09:37On a lancé un appel à l'aide via les réseaux sociaux,
09:42via les médias, pour nous aider à les soigner.
09:45On a besoin d'une somme qui, franchement, paraît énorme.
09:51En tout, on a besoin d'un million cinq.
09:53La première étape qu'il faut qu'on ait très rapidement,
09:56c'est une première phase à 500 000,
09:58qu'il faut qu'on ait au milieu de l'année,
10:00pour ne pas que les sécliniques soient repoussées.
10:02Et comme je dis beaucoup et que je me répète,
10:05c'est une somme énorme.
10:06Mais à l'échelle de la France, ce n'est pas grand-chose.
10:10On est des millions et des millions d'habitants.
10:12Si chaque personne qui peut donne ce qu'il peut,
10:15on peut sauver nos enfants,
10:17parce qu'encore une fois, il y a Eden et Abel.
10:19Mais il y en a d'autres, des enfants malades,
10:22il y en a d'autres qui souffrent.
10:24Et il ne faut pas qu'on les oublie,
10:26on porte le message pour eux aussi.
10:28Suite à cette cagnotte, on en est aujourd'hui,
10:30on a récolté quasiment 250 000 euros
10:33depuis le décembre 2021.
10:36On fait tout ce qu'on peut en local, en national,
10:38pour pouvoir faire passer le message
10:40et pour pouvoir récolter un maximum de fonds.
10:42On a sollicité, bien évidemment,
10:45toutes les personnes possibles,
10:47à travers les médias,
10:48à travers les politiciens,
10:49à travers les associations.
10:50On a des réponses parfois favorables,
10:52on a aussi des réponses défavorables.
10:54Il faut savoir qu'à l'autre bout du monde,
10:55il y a un traitement qui est en place,
10:56qui est testé sur les animaux
10:57et qui demande d'être testé sur les humains.
11:00On fait tout pour pouvoir lancer ce projet.
11:04Et c'est vrai qu'il y a énormément de monde
11:05à qui ça touche.
11:06Il y a énormément de parents,
11:07énormément de gens qui se mettent à notre place
11:10parce que nous, on est monsieur et madame tout le monde à la base.
11:13Et voilà, c'était la solidarité,
11:15les suivis par énormément de monde.
11:16Et on espère pouvoir continuer
11:18et rapidement faire intégrer nos enfants,
11:21les écoles.
11:22On a notre médecin qui est sur Lyon
11:25et qui est en relation avec les Etats-Unis.
11:28Donc, c'est vraiment quelque chose de concret.
11:30C'est testé sur les animaux,
11:32ça a de très bons résultats.
11:34Et donc, c'est pour ça qu'on a cet espoir
11:36de se dire, ça aura de bons résultats sur nos enfants.

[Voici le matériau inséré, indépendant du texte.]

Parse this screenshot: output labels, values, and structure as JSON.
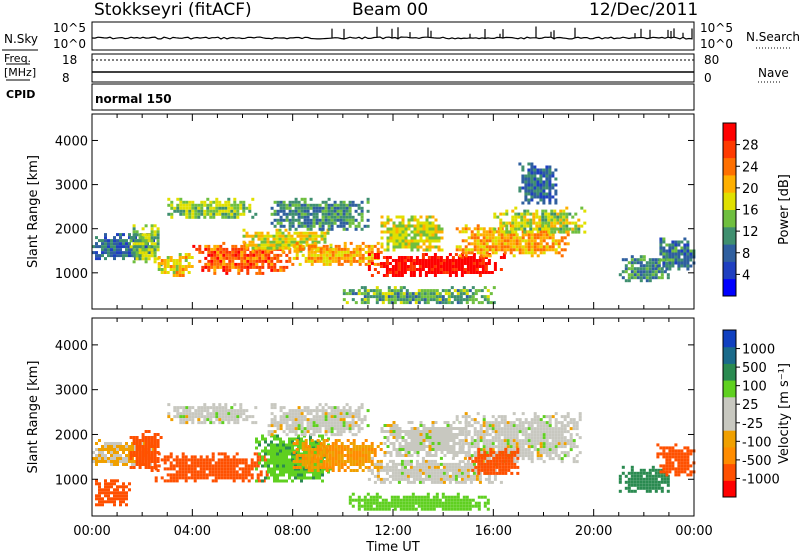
{
  "header": {
    "station": "Stokkseyri (fitACF)",
    "beam": "Beam 00",
    "date": "12/Dec/2011"
  },
  "status_panels": {
    "nsky_label": "N.Sky",
    "nsky_ticks": [
      "10^5",
      "10^0"
    ],
    "nsearch_label": "N.Search",
    "nsearch_ticks": [
      "10^5",
      "10^0"
    ],
    "freq_label": "Freq.",
    "freq_unit": "[MHz]",
    "freq_ticks": [
      "18",
      "8"
    ],
    "nave_label": "Nave",
    "nave_ticks": [
      "80",
      "0"
    ],
    "cpid_label": "CPID",
    "cpid_value": "normal 150"
  },
  "colors": {
    "power": [
      "#0000ff",
      "#1f3fc0",
      "#2f5f9f",
      "#3f8f6f",
      "#6fbf3f",
      "#e0e000",
      "#ffb000",
      "#ff7000",
      "#ff3a00",
      "#ff0000"
    ],
    "velocity": [
      "#ff0000",
      "#ff5000",
      "#ff8c00",
      "#f0a000",
      "#c8c8c0",
      "#c8c8c0",
      "#5fd020",
      "#2a8a50",
      "#1a6a8a",
      "#1040c0"
    ]
  },
  "chart_data": [
    {
      "type": "heatmap",
      "panel": "power",
      "ylabel": "Slant Range [km]",
      "xlim": [
        "00:00",
        "24:00"
      ],
      "ylim": [
        180,
        4600
      ],
      "yticks": [
        1000,
        2000,
        3000,
        4000
      ],
      "xticks": [
        "00:00",
        "04:00",
        "08:00",
        "12:00",
        "16:00",
        "20:00",
        "00:00"
      ],
      "xlabel": "Time UT",
      "colorbar": {
        "label": "Power [dB]",
        "ticks": [
          "28",
          "24",
          "20",
          "16",
          "12",
          "8",
          "4"
        ],
        "range": [
          0,
          30
        ]
      },
      "blobs": [
        {
          "t0": 0.0,
          "t1": 2.5,
          "r0": 1300,
          "r1": 1900,
          "value": 8
        },
        {
          "t0": 1.5,
          "t1": 2.7,
          "r0": 1200,
          "r1": 2100,
          "value": 14
        },
        {
          "t0": 2.5,
          "t1": 4.0,
          "r0": 950,
          "r1": 1450,
          "value": 18
        },
        {
          "t0": 3.0,
          "t1": 6.5,
          "r0": 2250,
          "r1": 2700,
          "value": 14
        },
        {
          "t0": 4.0,
          "t1": 8.0,
          "r0": 1000,
          "r1": 1700,
          "value": 24
        },
        {
          "t0": 6.0,
          "t1": 9.5,
          "r0": 1500,
          "r1": 2000,
          "value": 17
        },
        {
          "t0": 8.0,
          "t1": 11.5,
          "r0": 1200,
          "r1": 1700,
          "value": 20
        },
        {
          "t0": 7.0,
          "t1": 11.0,
          "r0": 2000,
          "r1": 2700,
          "value": 10
        },
        {
          "t0": 11.0,
          "t1": 16.5,
          "r0": 950,
          "r1": 1450,
          "value": 29
        },
        {
          "t0": 11.5,
          "t1": 14.0,
          "r0": 1500,
          "r1": 2300,
          "value": 16
        },
        {
          "t0": 14.5,
          "t1": 19.0,
          "r0": 1400,
          "r1": 2100,
          "value": 20
        },
        {
          "t0": 16.0,
          "t1": 19.6,
          "r0": 1900,
          "r1": 2500,
          "value": 15
        },
        {
          "t0": 17.0,
          "t1": 18.5,
          "r0": 2600,
          "r1": 3500,
          "value": 8
        },
        {
          "t0": 21.0,
          "t1": 23.0,
          "r0": 800,
          "r1": 1400,
          "value": 10
        },
        {
          "t0": 22.5,
          "t1": 24.0,
          "r0": 1100,
          "r1": 1800,
          "value": 9
        },
        {
          "t0": 10.0,
          "t1": 16.0,
          "r0": 300,
          "r1": 700,
          "value": 12
        }
      ]
    },
    {
      "type": "heatmap",
      "panel": "velocity",
      "ylabel": "Slant Range [km]",
      "xlim": [
        "00:00",
        "24:00"
      ],
      "ylim": [
        180,
        4600
      ],
      "yticks": [
        1000,
        2000,
        3000,
        4000
      ],
      "xticks": [
        "00:00",
        "04:00",
        "08:00",
        "12:00",
        "16:00",
        "20:00",
        "00:00"
      ],
      "xlabel": "Time UT",
      "colorbar": {
        "label": "Velocity [m s⁻¹]",
        "ticks": [
          "1000",
          "500",
          "100",
          "25",
          "-25",
          "-100",
          "-500",
          "-1000"
        ],
        "range": [
          -1000,
          1000
        ]
      },
      "blobs": [
        {
          "t0": 0.0,
          "t1": 1.5,
          "r0": 400,
          "r1": 1000,
          "value": -180
        },
        {
          "t0": 0.0,
          "t1": 2.5,
          "r0": 1300,
          "r1": 1900,
          "value": -30
        },
        {
          "t0": 1.5,
          "t1": 2.7,
          "r0": 1200,
          "r1": 2100,
          "value": -220
        },
        {
          "t0": 2.5,
          "t1": 7.0,
          "r0": 950,
          "r1": 1600,
          "value": -250
        },
        {
          "t0": 3.0,
          "t1": 6.5,
          "r0": 2250,
          "r1": 2700,
          "value": 0
        },
        {
          "t0": 6.5,
          "t1": 9.5,
          "r0": 950,
          "r1": 2000,
          "value": 80
        },
        {
          "t0": 8.0,
          "t1": 11.5,
          "r0": 1200,
          "r1": 1900,
          "value": -60
        },
        {
          "t0": 7.0,
          "t1": 11.0,
          "r0": 2000,
          "r1": 2700,
          "value": 0
        },
        {
          "t0": 11.0,
          "t1": 16.5,
          "r0": 900,
          "r1": 1500,
          "value": 0
        },
        {
          "t0": 11.5,
          "t1": 15.0,
          "r0": 1500,
          "r1": 2300,
          "value": 0
        },
        {
          "t0": 14.5,
          "t1": 19.5,
          "r0": 1400,
          "r1": 2500,
          "value": 0
        },
        {
          "t0": 15.0,
          "t1": 17.0,
          "r0": 1100,
          "r1": 1700,
          "value": -150
        },
        {
          "t0": 21.0,
          "t1": 23.0,
          "r0": 700,
          "r1": 1300,
          "value": 300
        },
        {
          "t0": 22.5,
          "t1": 24.0,
          "r0": 1100,
          "r1": 1800,
          "value": -350
        },
        {
          "t0": 10.0,
          "t1": 16.0,
          "r0": 300,
          "r1": 700,
          "value": 60
        }
      ]
    }
  ]
}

11:40Il faut qu'on essaye.
11:41Il faut qu'on essaye pour nos enfants,
11:43pour tous ceux qui sont partis
11:44et on continuera jusqu'à ce que ça fonctionne.
11:47Depuis qu'on s'est lancé dans ce combat
11:49qu'on mène pour sauver nos enfants,
11:51pour cet espoir d'essai clinique
11:53qu'on a lancé en fin décembre 2021.
11:56Eh bien, on a vraiment repris des forces.
12:00On a trouvé avec ce combat
12:02une vraie thérapie pour nous, les parents,
12:04de porter l'espoir de les sauver.
12:06On a repris goût un peu plus à la vie,
12:08à profiter de nos enfants,
12:09à leur faire faire plein de choses,
12:11vraiment de leur rendre le maximum de rêves.
12:14On veut tout leur donner.
12:15On veut vraiment tout.
12:16On veut qu'ils mènent la meilleure vie,
12:17recevoir le soutien de toutes ces personnes.
12:19Je veux dire, toutes ces personnes qui se mobilisent
12:21pour essayer de sauver nos enfants,
12:23essayer de sauver les enfants,
12:25d'autres enfants qui sont également malades.
12:27Il faut savoir aussi qu'il y a d'autres parents
12:29qui ont des enfants qui ont la même maladie que nous,
12:31qui nous regardent de près,
12:33qui espèrent également.
12:34C'est que nous, on porte la voix de plein de personnes,
12:36de plein de monde.
12:37Et c'est là où est notre thérapie.
12:40C'est parce qu'à travers ce combat,
12:42il y a tellement de messages positifs,
12:43on reçoit tellement de soutien.
12:44On ne peut pas oublier forcément la maladie de nos enfants,
12:47mais ça nous aide à passer à autre chose
12:48et à croire surtout en un avenir meilleur
12:51pour eux, pour nous et pour tout le monde.